Married. Buff Cobb, 20, cinemactress granddaughter of Humorist Irvin Cobb; and Cinemactor William Eythe, 29; she for the second time, he for the first; in Manhattan.
Married. Anne Moen Bullitt, 23, dark-haired daughter of Philadelphia's William Bullitt, onetime U.S. Ambassador to Russia and France; and Nicholas Benjamin Duke Biddle, 25, son of Philadelphia's Anthony J. Drexel Biddle Jr., onetime U.S. Ambassador to Poland; she for the second time, he for the first; in Washington.
Married. Aerielle Frazer Strutt, 29, daughter of Automaker Joseph Washington Frazer (Kaiser-Frazer); and Eric Eweson, 49, Manhattan fertilizer chemist; both for the second time; in Newport, R.I.
Died. Adrienne Ames, 39, onetime cinemactress, chitchat radio commentator (on Manhattan's WHN); of cancer; in Manhattan.
Died. Glenn Allan Millikan, 40, mountain-climbing physiology professor at Vanderbilt University Medical School, son of Nobel Prizewinning Nuclear Physicist Robert A. Millikan; when a rock fell on him while he was scaling a cliff; in Pikesville, Tenn.
Died. Jimmie Wilson, 46, one of baseball's topflight catchers, who rip-roared to fame with the St.
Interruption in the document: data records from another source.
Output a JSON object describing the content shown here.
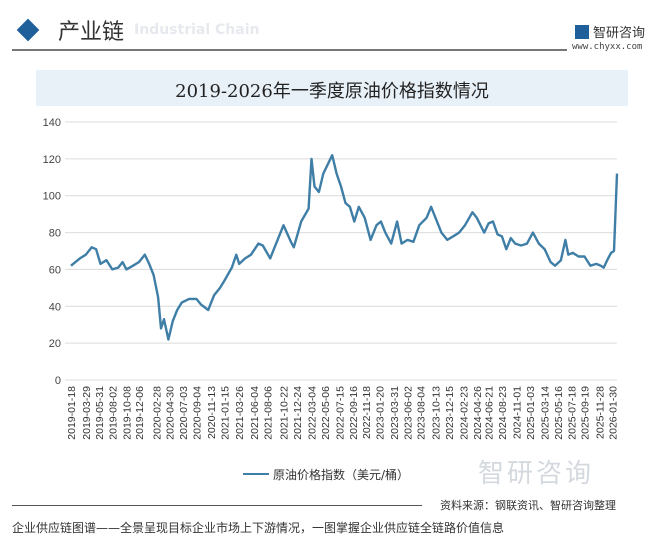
{
  "header": {
    "title": "产业链",
    "subtitle": "Industrial Chain",
    "logo_name": "智研咨询",
    "logo_url": "www.chyxx.com"
  },
  "chart_data": {
    "type": "line",
    "title": "2019-2026年一季度原油价格指数情况",
    "ylim": [
      0,
      140
    ],
    "yticks": [
      0,
      20,
      40,
      60,
      80,
      100,
      120,
      140
    ],
    "grid": true,
    "legend_position": "bottom",
    "xtick_labels": [
      "2019-01-18",
      "2019-03-29",
      "2019-05-31",
      "2019-08-02",
      "2019-10-08",
      "2019-12-06",
      "2020-02-28",
      "2020-04-30",
      "2020-07-03",
      "2020-09-04",
      "2020-11-13",
      "2021-01-15",
      "2021-03-26",
      "2021-06-04",
      "2021-08-06",
      "2021-10-22",
      "2021-12-24",
      "2022-03-04",
      "2022-05-06",
      "2022-07-15",
      "2022-09-16",
      "2022-11-18",
      "2023-01-20",
      "2023-03-31",
      "2023-06-02",
      "2023-08-04",
      "2023-10-13",
      "2023-12-15",
      "2024-02-23",
      "2024-04-26",
      "2024-06-21",
      "2024-08-23",
      "2024-11-01",
      "2025-01-03",
      "2025-03-14",
      "2025-05-16",
      "2025-07-18",
      "2025-09-19",
      "2025-11-28",
      "2026-01-30"
    ],
    "series": [
      {
        "name": "原油价格指数（美元/桶）",
        "color": "#3f7ea6",
        "points": [
          [
            "2019-01-18",
            62
          ],
          [
            "2019-02-08",
            64
          ],
          [
            "2019-03-01",
            66
          ],
          [
            "2019-03-29",
            68
          ],
          [
            "2019-04-26",
            72
          ],
          [
            "2019-05-17",
            71
          ],
          [
            "2019-06-07",
            63
          ],
          [
            "2019-07-05",
            65
          ],
          [
            "2019-08-02",
            60
          ],
          [
            "2019-08-30",
            61
          ],
          [
            "2019-09-20",
            64
          ],
          [
            "2019-10-08",
            60
          ],
          [
            "2019-11-08",
            62
          ],
          [
            "2019-12-06",
            64
          ],
          [
            "2020-01-03",
            68
          ],
          [
            "2020-01-24",
            63
          ],
          [
            "2020-02-14",
            57
          ],
          [
            "2020-03-06",
            45
          ],
          [
            "2020-03-20",
            28
          ],
          [
            "2020-04-03",
            33
          ],
          [
            "2020-04-24",
            22
          ],
          [
            "2020-05-15",
            32
          ],
          [
            "2020-06-05",
            38
          ],
          [
            "2020-06-26",
            42
          ],
          [
            "2020-07-31",
            44
          ],
          [
            "2020-09-04",
            44
          ],
          [
            "2020-09-25",
            41
          ],
          [
            "2020-10-30",
            38
          ],
          [
            "2020-11-27",
            46
          ],
          [
            "2020-12-25",
            50
          ],
          [
            "2021-01-15",
            54
          ],
          [
            "2021-02-19",
            61
          ],
          [
            "2021-03-12",
            68
          ],
          [
            "2021-03-26",
            63
          ],
          [
            "2021-04-23",
            66
          ],
          [
            "2021-05-21",
            68
          ],
          [
            "2021-06-25",
            74
          ],
          [
            "2021-07-16",
            73
          ],
          [
            "2021-08-20",
            66
          ],
          [
            "2021-09-10",
            72
          ],
          [
            "2021-10-22",
            84
          ],
          [
            "2021-11-26",
            75
          ],
          [
            "2021-12-10",
            72
          ],
          [
            "2022-01-14",
            86
          ],
          [
            "2022-02-18",
            93
          ],
          [
            "2022-03-04",
            120
          ],
          [
            "2022-03-18",
            105
          ],
          [
            "2022-04-08",
            102
          ],
          [
            "2022-04-29",
            112
          ],
          [
            "2022-06-10",
            122
          ],
          [
            "2022-07-01",
            112
          ],
          [
            "2022-07-22",
            105
          ],
          [
            "2022-08-12",
            96
          ],
          [
            "2022-09-02",
            94
          ],
          [
            "2022-09-23",
            86
          ],
          [
            "2022-10-14",
            94
          ],
          [
            "2022-11-11",
            88
          ],
          [
            "2022-12-09",
            76
          ],
          [
            "2023-01-06",
            84
          ],
          [
            "2023-01-27",
            86
          ],
          [
            "2023-02-17",
            80
          ],
          [
            "2023-03-17",
            74
          ],
          [
            "2023-04-14",
            86
          ],
          [
            "2023-05-05",
            74
          ],
          [
            "2023-06-02",
            76
          ],
          [
            "2023-06-30",
            75
          ],
          [
            "2023-07-28",
            84
          ],
          [
            "2023-09-01",
            88
          ],
          [
            "2023-09-22",
            94
          ],
          [
            "2023-10-13",
            88
          ],
          [
            "2023-11-10",
            80
          ],
          [
            "2023-12-08",
            76
          ],
          [
            "2024-01-05",
            78
          ],
          [
            "2024-02-02",
            80
          ],
          [
            "2024-03-01",
            84
          ],
          [
            "2024-04-05",
            91
          ],
          [
            "2024-04-26",
            88
          ],
          [
            "2024-05-31",
            80
          ],
          [
            "2024-06-21",
            85
          ],
          [
            "2024-07-12",
            86
          ],
          [
            "2024-08-02",
            79
          ],
          [
            "2024-08-23",
            78
          ],
          [
            "2024-09-13",
            71
          ],
          [
            "2024-10-04",
            77
          ],
          [
            "2024-10-25",
            74
          ],
          [
            "2024-11-22",
            73
          ],
          [
            "2024-12-20",
            74
          ],
          [
            "2025-01-17",
            80
          ],
          [
            "2025-02-14",
            74
          ],
          [
            "2025-03-14",
            71
          ],
          [
            "2025-04-11",
            64
          ],
          [
            "2025-05-02",
            62
          ],
          [
            "2025-05-30",
            65
          ],
          [
            "2025-06-20",
            76
          ],
          [
            "2025-07-04",
            68
          ],
          [
            "2025-07-25",
            69
          ],
          [
            "2025-08-22",
            67
          ],
          [
            "2025-09-19",
            67
          ],
          [
            "2025-10-17",
            62
          ],
          [
            "2025-11-14",
            63
          ],
          [
            "2025-12-05",
            62
          ],
          [
            "2025-12-19",
            61
          ],
          [
            "2026-01-09",
            66
          ],
          [
            "2026-01-23",
            69
          ],
          [
            "2026-02-06",
            70
          ],
          [
            "2026-02-20",
            112
          ]
        ]
      }
    ]
  },
  "legend": {
    "label": "原油价格指数（美元/桶）"
  },
  "footer": {
    "source": "资料来源：钢联资讯、智研咨询整理",
    "tagline": "企业供应链图谱——全景呈现目标企业市场上下游情况，一图掌握企业供应链全链路价值信息",
    "watermark": "智研咨询"
  }
}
Louis Cardinals' "Gas House Gang"; of a heart attack; in Bradenton, Fla., where he had retired to his fruit plantation. Wilson had a nightcap of glory in the 1940 World Series as coach of the Cincinnati Reds; at 40, he hauled on his catcher's harness, helped the Reds win the series victory.
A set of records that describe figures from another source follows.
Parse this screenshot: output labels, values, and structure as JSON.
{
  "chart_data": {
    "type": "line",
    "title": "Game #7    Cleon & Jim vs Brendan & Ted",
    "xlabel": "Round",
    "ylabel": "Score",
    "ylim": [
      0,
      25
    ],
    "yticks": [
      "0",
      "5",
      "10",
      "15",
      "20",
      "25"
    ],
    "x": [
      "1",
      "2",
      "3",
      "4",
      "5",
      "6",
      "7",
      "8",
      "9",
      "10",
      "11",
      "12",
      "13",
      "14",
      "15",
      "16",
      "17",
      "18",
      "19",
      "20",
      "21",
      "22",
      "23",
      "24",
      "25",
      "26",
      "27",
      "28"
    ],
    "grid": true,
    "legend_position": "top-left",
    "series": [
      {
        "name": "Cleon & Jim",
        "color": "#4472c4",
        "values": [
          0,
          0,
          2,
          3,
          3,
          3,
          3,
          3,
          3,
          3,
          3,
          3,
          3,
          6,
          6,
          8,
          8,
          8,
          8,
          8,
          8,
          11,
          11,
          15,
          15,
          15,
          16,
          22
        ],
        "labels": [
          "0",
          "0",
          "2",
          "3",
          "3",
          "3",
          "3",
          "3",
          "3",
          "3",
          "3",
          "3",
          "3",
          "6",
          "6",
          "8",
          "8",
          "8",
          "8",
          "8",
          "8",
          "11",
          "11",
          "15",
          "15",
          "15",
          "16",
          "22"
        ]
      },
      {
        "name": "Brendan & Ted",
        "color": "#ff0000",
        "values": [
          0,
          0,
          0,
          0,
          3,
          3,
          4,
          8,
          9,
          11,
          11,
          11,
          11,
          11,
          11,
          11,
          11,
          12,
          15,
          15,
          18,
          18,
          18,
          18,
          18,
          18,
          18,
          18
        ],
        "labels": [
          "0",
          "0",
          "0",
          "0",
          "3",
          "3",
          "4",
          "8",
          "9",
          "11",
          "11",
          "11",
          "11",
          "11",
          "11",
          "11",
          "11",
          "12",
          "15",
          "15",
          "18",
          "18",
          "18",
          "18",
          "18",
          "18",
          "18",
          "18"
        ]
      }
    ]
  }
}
Died. Brigadier General (ret.) Evans Fordyce Carlson, 51, gaunt, battle-scarred onetime commander of "Carlson's (Gung Ho) Raiders," whose exploits as a commander on Makin and Guadalcanal bolstered U.S. morale in World War II's early days, whose penchant for leadership in Communist-fringe organizations dismayed his fellow generals of the U.S. Marine Corps; of a heart attack; in Portland, Ore.
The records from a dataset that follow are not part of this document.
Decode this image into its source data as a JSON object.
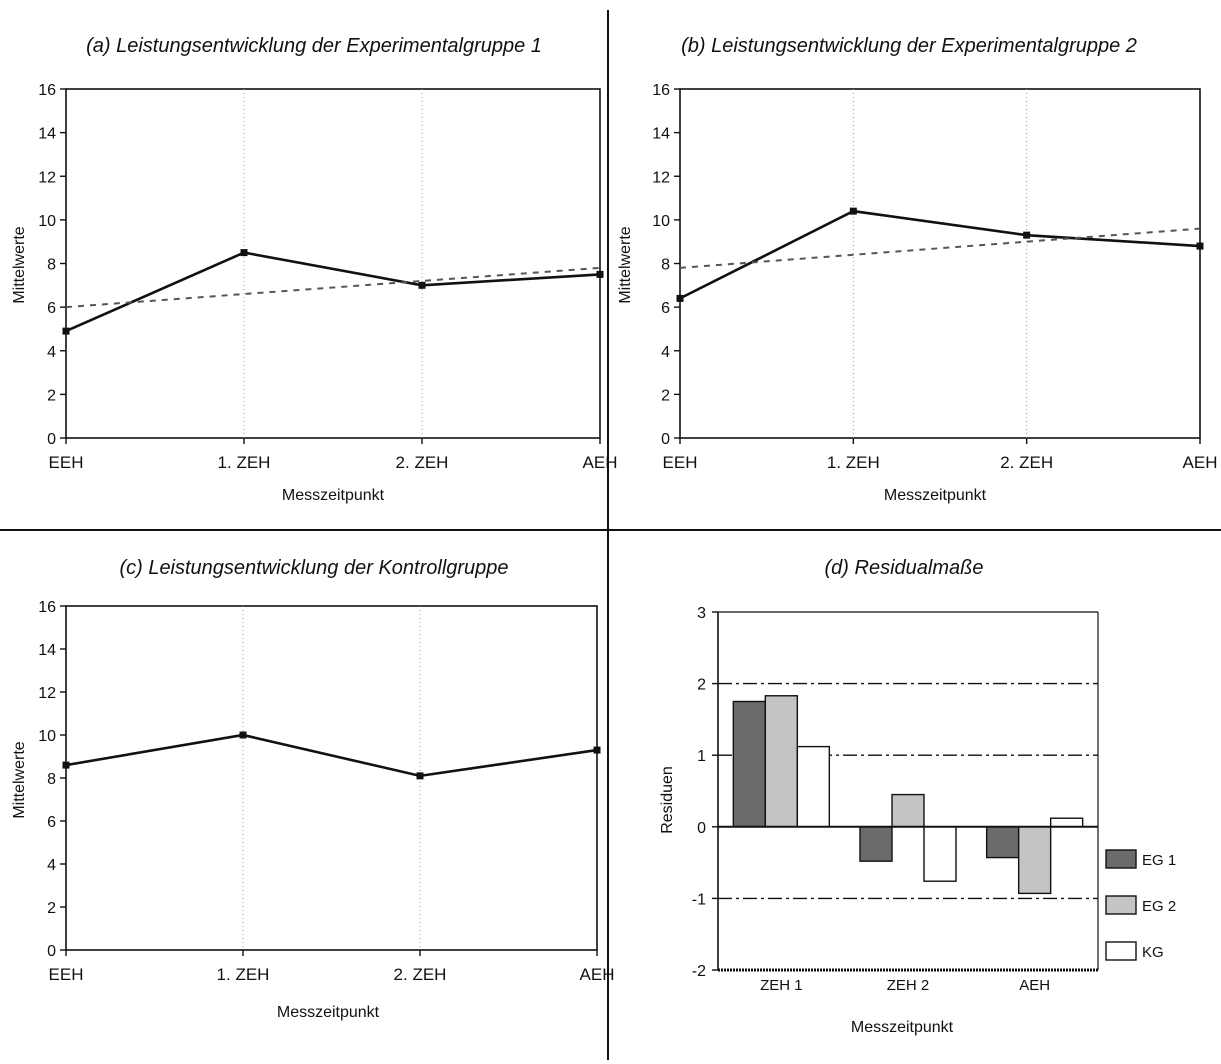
{
  "colors": {
    "ink": "#111111",
    "grid": "#9a9a9a",
    "eg1": "#6b6b6b",
    "eg2": "#c4c4c4",
    "kg": "#ffffff"
  },
  "panels": [
    {
      "title": "(a) Leistungsentwicklung der Experimentalgruppe 1",
      "xlabel": "Messzeitpunkt",
      "ylabel": "Mittelwerte"
    },
    {
      "title": "(b) Leistungsentwicklung der Experimentalgruppe 2",
      "xlabel": "Messzeitpunkt",
      "ylabel": "Mittelwerte"
    },
    {
      "title": "(c) Leistungsentwicklung der Kontrollgruppe",
      "xlabel": "Messzeitpunkt",
      "ylabel": "Mittelwerte"
    },
    {
      "title": "(d) Residualmaße",
      "xlabel": "Messzeitpunkt",
      "ylabel": "Residuen"
    }
  ],
  "chart_data": [
    {
      "type": "line",
      "title": "(a) Leistungsentwicklung der Experimentalgruppe 1",
      "xlabel": "Messzeitpunkt",
      "ylabel": "Mittelwerte",
      "categories": [
        "EEH",
        "1. ZEH",
        "2. ZEH",
        "AEH"
      ],
      "ylim": [
        0,
        16
      ],
      "yticks": [
        0,
        2,
        4,
        6,
        8,
        10,
        12,
        14,
        16
      ],
      "series": [
        {
          "values": [
            4.9,
            8.5,
            7.0,
            7.5
          ],
          "style": "solid"
        },
        {
          "values": [
            6.0,
            6.6,
            7.2,
            7.8
          ],
          "style": "dotted"
        }
      ]
    },
    {
      "type": "line",
      "title": "(b) Leistungsentwicklung der Experimentalgruppe 2",
      "xlabel": "Messzeitpunkt",
      "ylabel": "Mittelwerte",
      "categories": [
        "EEH",
        "1. ZEH",
        "2. ZEH",
        "AEH"
      ],
      "ylim": [
        0,
        16
      ],
      "yticks": [
        0,
        2,
        4,
        6,
        8,
        10,
        12,
        14,
        16
      ],
      "series": [
        {
          "values": [
            6.4,
            10.4,
            9.3,
            8.8
          ],
          "style": "solid"
        },
        {
          "values": [
            7.8,
            8.4,
            9.0,
            9.6
          ],
          "style": "dotted"
        }
      ]
    },
    {
      "type": "line",
      "title": "(c) Leistungsentwicklung der Kontrollgruppe",
      "xlabel": "Messzeitpunkt",
      "ylabel": "Mittelwerte",
      "categories": [
        "EEH",
        "1. ZEH",
        "2. ZEH",
        "AEH"
      ],
      "ylim": [
        0,
        16
      ],
      "yticks": [
        0,
        2,
        4,
        6,
        8,
        10,
        12,
        14,
        16
      ],
      "series": [
        {
          "values": [
            8.6,
            10.0,
            8.1,
            9.3
          ],
          "style": "solid"
        }
      ]
    },
    {
      "type": "bar",
      "title": "(d) Residualmaße",
      "xlabel": "Messzeitpunkt",
      "ylabel": "Residuen",
      "categories": [
        "ZEH 1",
        "ZEH 2",
        "AEH"
      ],
      "ylim": [
        -2,
        3
      ],
      "yticks": [
        -2,
        -1,
        0,
        1,
        2,
        3
      ],
      "legend": "right",
      "series": [
        {
          "name": "EG 1",
          "values": [
            1.75,
            -0.48,
            -0.43
          ],
          "color": "#6b6b6b"
        },
        {
          "name": "EG 2",
          "values": [
            1.83,
            0.45,
            -0.93
          ],
          "color": "#c4c4c4"
        },
        {
          "name": "KG",
          "values": [
            1.12,
            -0.76,
            0.12
          ],
          "color": "#ffffff"
        }
      ]
    }
  ]
}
Died. Baron Georg von Trapp, 67, World War I chief of Austria's tiny submarine fleet, manager and nonsinging head of the Trapp Family Singers; of cancer, in Stowe, Vt. The choir (buxom Baroness von Trapp, seven daughters and two sons), ran away from the Nazis in 1938, became a top U.S. concert attraction.
Died. William A. Morgan, 75, Buffalo financier (no kin of the late J.P.), who virtually cornered the world copper market during World War I; after long illness; in Buffalo.